Zero degrees. And if you’re paying attention at home, you now know that means that the face of each cutting tooth was 90 degrees from the tooth line…just like in the first illustration above.

And that’s why my first nice rip saw–though perfectly tuned and filed with a precision that would make even ole Henry Disston proud–made me want to call the guy I sold my table saw to and beg him to sell it back to me!!!!! But I didn’t give up. In stead, I started filing my own saws and here’s what I figured out…

The reality that I discovered about rip saws, is that there’s a sweet spot relating to the rake of the teeth. And by that, I mean you have to strike a balance between relaxing the rake to cut smoothly, and still have it be aggressive enough to actually do some work. For me, that sweet spot is about 5 degrees of negative rake for most saws with 6 or 7 points per inch, and about 5 to 10 degrees for more course toothed saws. You can play with the range of rakes, but anything much past 10 and you start to lose a lot of performance from your saw.

The other important point to mention here is that I work mostly with hard woods, and hard woods are the ones that respond nicely to a little relaxing in the rake department. If all I was ripping was white pine and even a little poplar, I’d probably be okay with zero rake rip saws. But the truth is, I work a lot with white oak, maple, cherry, locust, walnut, etc….some very hard woods. And believe me….a little relaxed rake goes a looooooonnngggg way. Those 5 little degrees that each tooth is swept back turn them into sweet little stanley #80 scraper blades….very nice! As opposed to zero rake teeth, which act more like a dull scrub plane iron on end grain. Ch-ch-ch-ch-chattering teeth anyone???
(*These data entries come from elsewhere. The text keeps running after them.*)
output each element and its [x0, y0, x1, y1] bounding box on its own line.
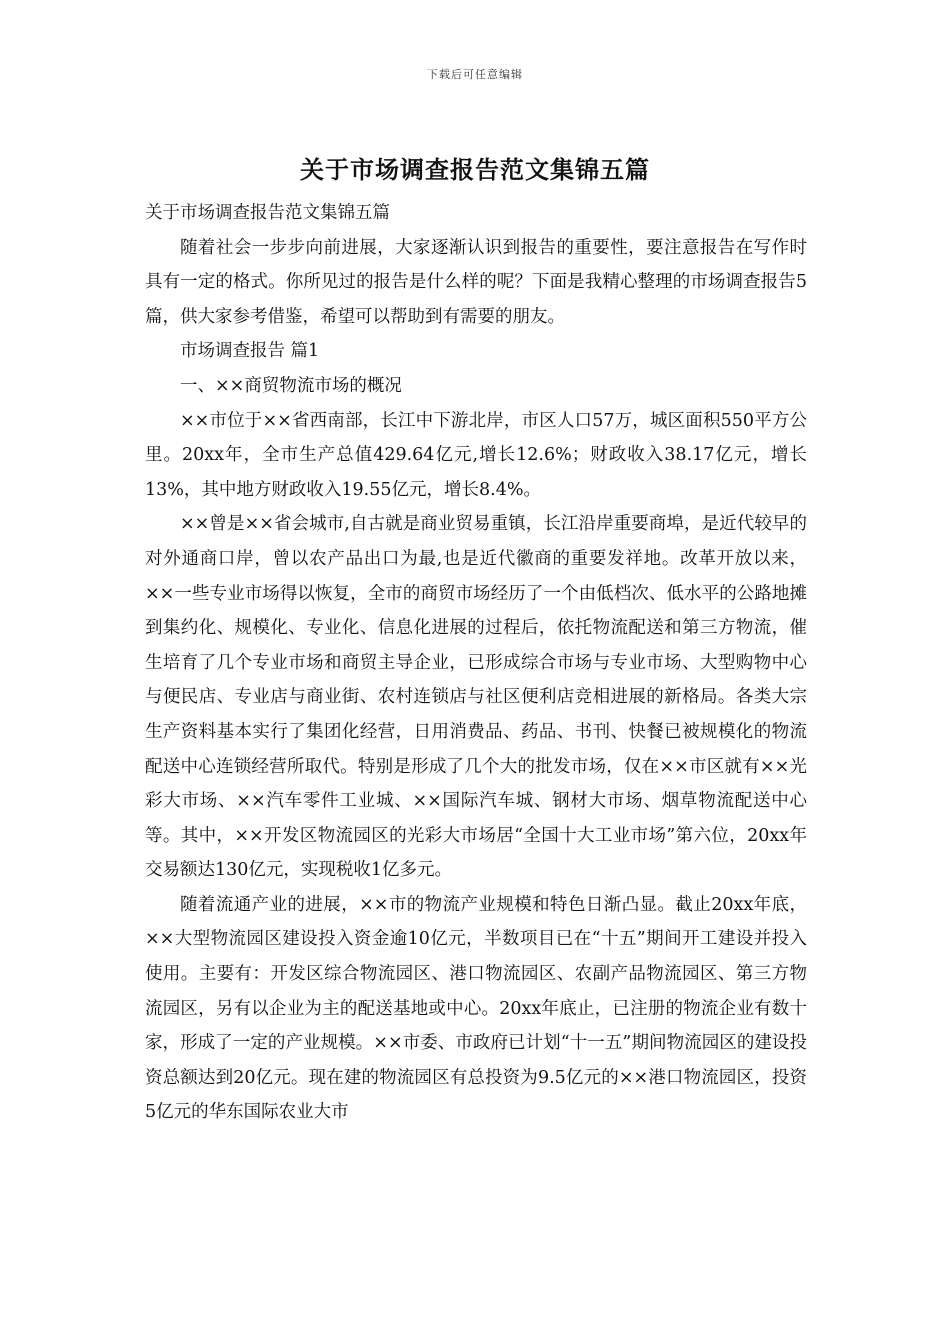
document-body: [145, 196, 807, 1130]
subsection-heading: 一、××商贸物流市场的概况: [180, 375, 402, 396]
section-heading: 市场调查报告 篇1: [180, 341, 320, 362]
body-paragraph: ××市位于××省西南部，长江中下游北岸，市区人口57万，城区面积550平方公里。20xx年，全市生产总值429.64亿元,增长12.6%；财政收入38.17亿元，增长13%，其中地方财政收入19.55亿元，增长8.4%。: [145, 410, 807, 500]
subtitle-paragraph: 关于市场调查报告范文集锦五篇: [145, 203, 390, 223]
page-header-note: 下载后可任意编辑: [427, 68, 523, 81]
body-paragraph: 随着流通产业的进展，××市的物流产业规模和特色日渐凸显。截止20xx年底，××大型物流园区建设投入资金逾10亿元，半数项目已在“十五”期间开工建设并投入使用。主要有：开发区综合物流园区、港口物流园区、农副产品物流园区、第三方物流园区，另有以企业为主的配送基地或中心。20xx年底止，已注册的物流企业有数十家，形成了一定的产业规模。××市委、市政府已计划“十一五”期间物流园区的建设投资总额达到20亿元。现在建的物流园区有总投资为9.5亿元的××港口物流园区，投资5亿元的华东国际农业大市: [145, 894, 807, 1123]
body-paragraph: ××曾是××省会城市,自古就是商业贸易重镇，长江沿岸重要商埠，是近代较早的对外通商口岸，曾以农产品出口为最,也是近代徽商的重要发祥地。改革开放以来，××一些专业市场得以恢复，全市的商贸市场经历了一个由低档次、低水平的公路地摊到集约化、规模化、专业化、信息化进展的过程后，依托物流配送和第三方物流，催生培育了几个专业市场和商贸主导企业，已形成综合市场与专业市场、大型购物中心与便民店、专业店与商业街、农村连锁店与社区便利店竞相进展的新格局。各类大宗生产资料基本实行了集团化经营，日用消费品、药品、书刊、快餐已被规模化的物流配送中心连锁经营所取代。特别是形成了几个大的批发市场，仅在××市区就有××光彩大市场、××汽车零件工业城、××国际汽车城、钢材大市场、烟草物流配送中心等。其中，××开发区物流园区的光彩大市场居“全国十大工业市场”第六位，20xx年交易额达130亿元，实现税收1亿多元。: [145, 514, 807, 881]
intro-paragraph: 随着社会一步步向前进展，大家逐渐认识到报告的重要性，要注意报告在写作时具有一定的格式。你所见过的报告是什么样的呢？下面是我精心整理的市场调查报告5篇，供大家参考借鉴，希望可以帮助到有需要的朋友。: [145, 237, 807, 327]
document-title: 关于市场调查报告范文集锦五篇: [300, 155, 650, 184]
And just in case you’re curious, here’s some pics to illustrate…

First, is a 5 and 1/2 point saw with zero rake…given the tooth spacing and rake of this saw, I can comfortable rip pine, fir and poplar…
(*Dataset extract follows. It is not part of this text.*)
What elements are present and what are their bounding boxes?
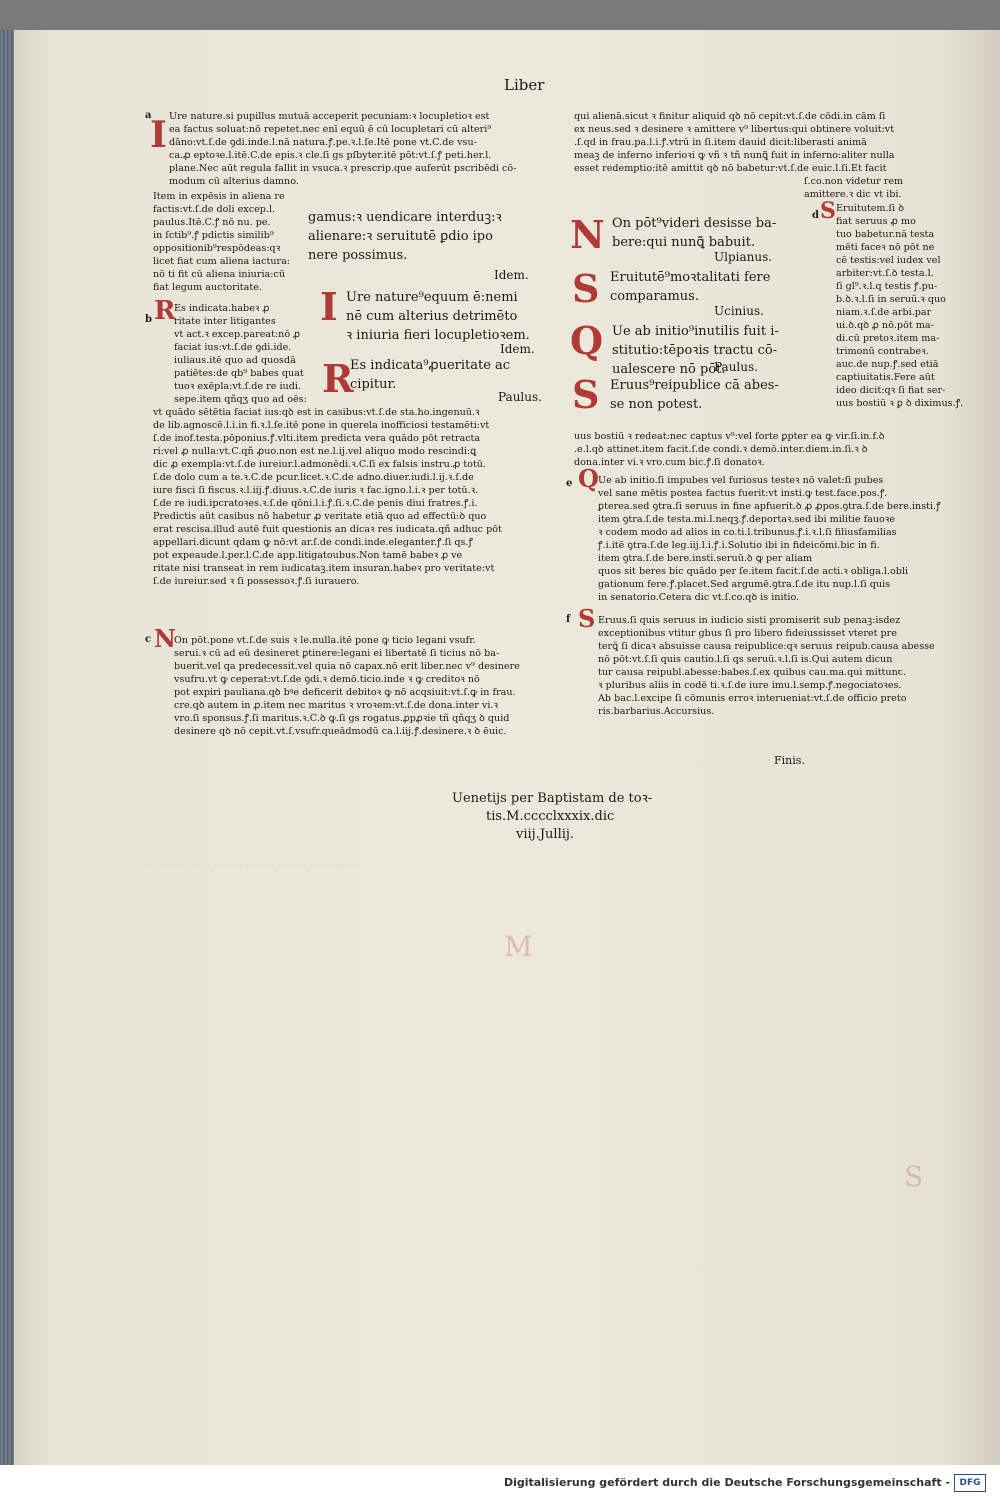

And here’s one of my favorite rip saws….a Wenzloff 5 point with 10 degrees of negative rake….and she is a sweet ripper! This is the saw that I used to make TheBigRip. Mike Wenzloff, smart guy that he is, recommended this rake and damn if he wasn’t right as rain. 🙂 I use this saw to do all of my heavy ripping…anything 8/4 and up in white oak and the like….

So, that’s the skinny on rip saws and rake. I encourage you to pick up a few and check out the rake, start filing and never stop trying new things.

I have to remind myself every day that this slippery slope of hand tool work is littered with unsolved mysteries and long-lost skills begging to be rediscovered.